Khaled Ahmed: Shrinking The Nation - From the Middle East to Malaysia, Muslim states are ‘expelling’ minority elements
Is it true that 93 per cent of Malaysia’s women are
“circumcised” and that Malaysia’s highest religious authority issued a fatwa in
2009 requiring the “cutting” of all Muslim women? This appeared in Pakistan’s
The Express Tribune (February 20, 2015) and is difficult to digest. But a
cousin of mine, who was once quite normal living here in Lahore but has gone
nuts after becoming a British citizen in Liverpool, has written to tell me that
Islam actually allows female genital mutilation.
Years ago, Malaysia’s great leader Mahathir bin Mohamad told
us in Lahore that his country couldn’t afford to follow Pakistan in imposing
primitive hudood laws that reduced the testimony of non-Muslims and women to
half. Today, Malaysian PM Najib Razak says his country is moderately Islamic.
But others say he is letting the state go hard-shell Islamic because the
Islamist elements in his party are too strong. And he has used the country’s
notorious sedition act to jail his opponents because they reject hudood.

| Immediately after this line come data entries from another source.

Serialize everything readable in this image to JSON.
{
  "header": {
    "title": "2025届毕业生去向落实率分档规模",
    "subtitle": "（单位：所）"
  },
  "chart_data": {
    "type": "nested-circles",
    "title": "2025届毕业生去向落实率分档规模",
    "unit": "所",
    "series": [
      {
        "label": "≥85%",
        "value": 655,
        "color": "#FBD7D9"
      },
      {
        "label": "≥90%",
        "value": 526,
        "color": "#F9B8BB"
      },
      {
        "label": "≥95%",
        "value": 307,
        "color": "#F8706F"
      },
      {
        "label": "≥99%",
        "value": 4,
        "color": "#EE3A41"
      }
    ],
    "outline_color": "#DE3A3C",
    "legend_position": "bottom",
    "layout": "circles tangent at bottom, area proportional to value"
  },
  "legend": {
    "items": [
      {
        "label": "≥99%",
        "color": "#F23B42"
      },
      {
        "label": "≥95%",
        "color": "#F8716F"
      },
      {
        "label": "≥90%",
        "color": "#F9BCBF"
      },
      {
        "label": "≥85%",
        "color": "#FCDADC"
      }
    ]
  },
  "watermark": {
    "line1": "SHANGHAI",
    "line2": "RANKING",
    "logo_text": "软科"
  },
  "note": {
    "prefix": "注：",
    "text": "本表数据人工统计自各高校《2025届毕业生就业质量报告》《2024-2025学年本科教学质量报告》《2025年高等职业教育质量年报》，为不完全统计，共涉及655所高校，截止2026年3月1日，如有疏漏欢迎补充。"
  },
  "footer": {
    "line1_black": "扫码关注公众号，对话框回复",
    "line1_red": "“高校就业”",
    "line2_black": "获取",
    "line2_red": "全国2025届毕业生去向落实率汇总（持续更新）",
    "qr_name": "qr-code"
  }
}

If Malaysia goes down this familiar road, it will lose some
basic attributes of the modern nation-state and will be of a piece with the
rest of the Muslim world. Ironically, nation-states lose the “nation” part
after “expelling” minority elements — and, somehow, women. Primitive minds
equate a nation with one identity. This has happened to Pakistan. The Balkan
region first did this, with its nationalists saying the “state periodically
expels its trash”.
Is it “Muslim trash” we see in the states Muslims created as
nation-states, getting the word “nation” all wrong? Somehow women get a raw
deal in this process of removing minorities from the “nation”. Is Malaysia
moving to where Pakistan, and possibly Bangladesh, have already got? What
appears to be Islamic reform in Malaysia now will ultimately get the Chinese and
Indians expelled like “trash”. Pakistan under Zulfikar Ali Bhutto too did this
in 1974, on the pretext of purifying the Muslim identity. Today, it is
increasingly a state without a nation.
In The Ahmadis and the Politics of Religious Exclusion in
Pakistan (2015), Ali Usman Qasmi reveals what may compare to what Najib Razak
is going through — Bhutto got parliament to apostatise Ahmadi Muslims. He was
driven, like Razak, by a strange internal impulse Muslims ultimately succumb
to. Today, Pakistan is killing Shias, the next “trash” the state wants to
expel. What Nusrat Bhutto grasped intuitively about Pakistan’s future was
missed by a left-leaning Bhutto in his obsession with the nation-state as he
understood it. Today, Shias are being slaughtered while other “trash” Muslims,
like the Ismailis, are next in line. Non-Muslims are targeted by the blasphemy
law. Those who can run away are leaving Pakistan. Those who can’t
are the victims of a state expelling its “trash”.
In Bangladesh, a secular
Sheikh Hasina Wajed is ruling a state gone crazy about Islam. Some say a
Salafist fundamentalism funded from abroad has caused Bangladeshi society to
become intolerant, but the fact is that the state of Bangladesh had
started expelling its “trash” soon after its “liberation” from Pakistan.
Mujibur Rahman couldn’t stop the expulsion of Hindus and couldn’t restore the
properties grabbed from them by Muslims.
Today, an Islamised Bangladesh is fast becoming a state
without a nation. In the Middle East, Muslim states, artificial imperial
impositions, should have become nations after living together for half a century.
The West’s “democracy evangelism” has picked them apart. Iraq, says Fareed
Zakaria, is no longer a state. Once, Kemalist Turkey was the model. M.A. Jinnah
kept Mustafa Kemal’s biography under his pillow; Allama Iqbal thought secular
Turkey was the new model for Muslims.
Today, an angry Turk called
Recep Tayyip Erdogan is leading the nation back to where communities have to
suffer to allow the state to cleanse itself. I thought there were no Shias in
Egypt, but now the news is, Egyptians find them and thrash them for being
“different”. The Muslim faith has reasserted itself and wants to remain
unchanging, even as the modern state mutates in order to survive. In Africa and
the Middle East, Muslims are not able to cope with change. Now, the Muslims of Malaysia
and Indonesia might get pulled into this new crisis.